Last updated: February 2026
What are signs of a bad dryer heating element?
On the Kenmore 11069133414 electric dryer, a bad heating element usually shows up as the drum tumbling normally but clothes staying damp or taking much longer to dry. Before replacing parts, we confirm the dryer is on a heated cycle and the home has full 240V power (electric dryers can run but not heat on partial power); see the 11069133414 owner's manual.
Common signs you may have a failed heating element
- Dryer runs, drum turns, but there is little to no heat
- Loads need multiple cycles to dry
- Clothes feel cool and damp at end of a heated cycle
- A burning smell (often from a broken coil contacting metal)

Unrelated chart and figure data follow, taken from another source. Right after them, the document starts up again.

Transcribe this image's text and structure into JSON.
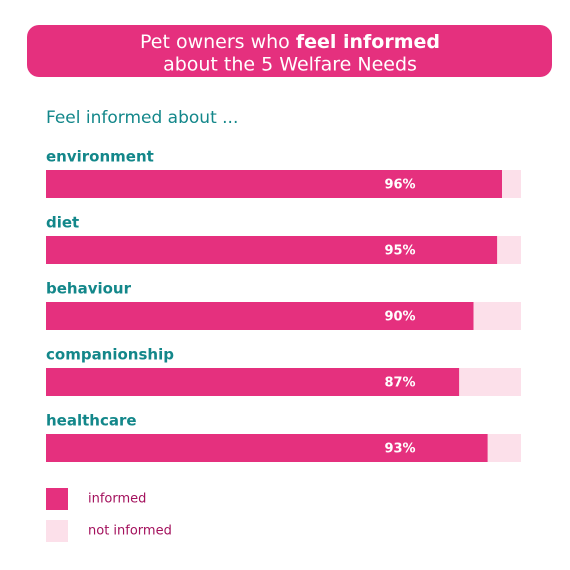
{
  "chart_data": {
    "type": "stacked-barh",
    "title_parts": [
      "Pet owners who",
      "feel informed",
      "about the 5 Welfare Needs"
    ],
    "subtitle": "Feel informed about ...",
    "categories": [
      "environment",
      "diet",
      "behaviour",
      "companionship",
      "healthcare"
    ],
    "series": [
      {
        "name": "informed",
        "color": "#e5307e",
        "values": [
          96,
          95,
          90,
          87,
          93
        ],
        "value_labels": [
          "96%",
          "95%",
          "90%",
          "87%",
          "93%"
        ]
      },
      {
        "name": "not informed",
        "color": "#fce0ea",
        "values": [
          4,
          5,
          10,
          13,
          7
        ]
      }
    ],
    "xlim": [
      0,
      100
    ]
  }
}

- Visible breaks or hot spots on the element coil (if inspected)
Quick checks to rule out look-alike problems
A “no heat” complaint is not always the heater. Use these checks first:
- Cycle/setting: Use a Timed Dry heated cycle (not Air Only)
- Power supply: Electric dryers need 240V or 208V; a tripped breaker can leave the motor running with no heat
- Vent airflow: A crushed or blocked vent can cause overheating and shutdowns
- Safety devices: A blown thermal fuse or failed thermostat can stop heat even with a good element
What each symptom often points to
| Symptom | More likely cause | Parts commonly involved |
|---|---|---|
| Drum turns, no heat | Power issue or open heat circuit | Heating element, thermal fuse, high-limit thermostat |
| Heat starts then stops | Overheating from poor airflow | High-limit thermostat, venting |
| Long dry times, some heat | Restricted venting | Blower wheel, vent ducting |
The most reliable way to confirm
We test the heating element for continuity with a multimeter (with power disconnected). If it is open, replacement is the fix. For this model, the correct heater is the dryer heating element WP3387747.
Why it matters
Running an electric dryer with poor airflow or repeated overheating can trip safety devices and shorten the life of the heating element, thermostats, and wiring.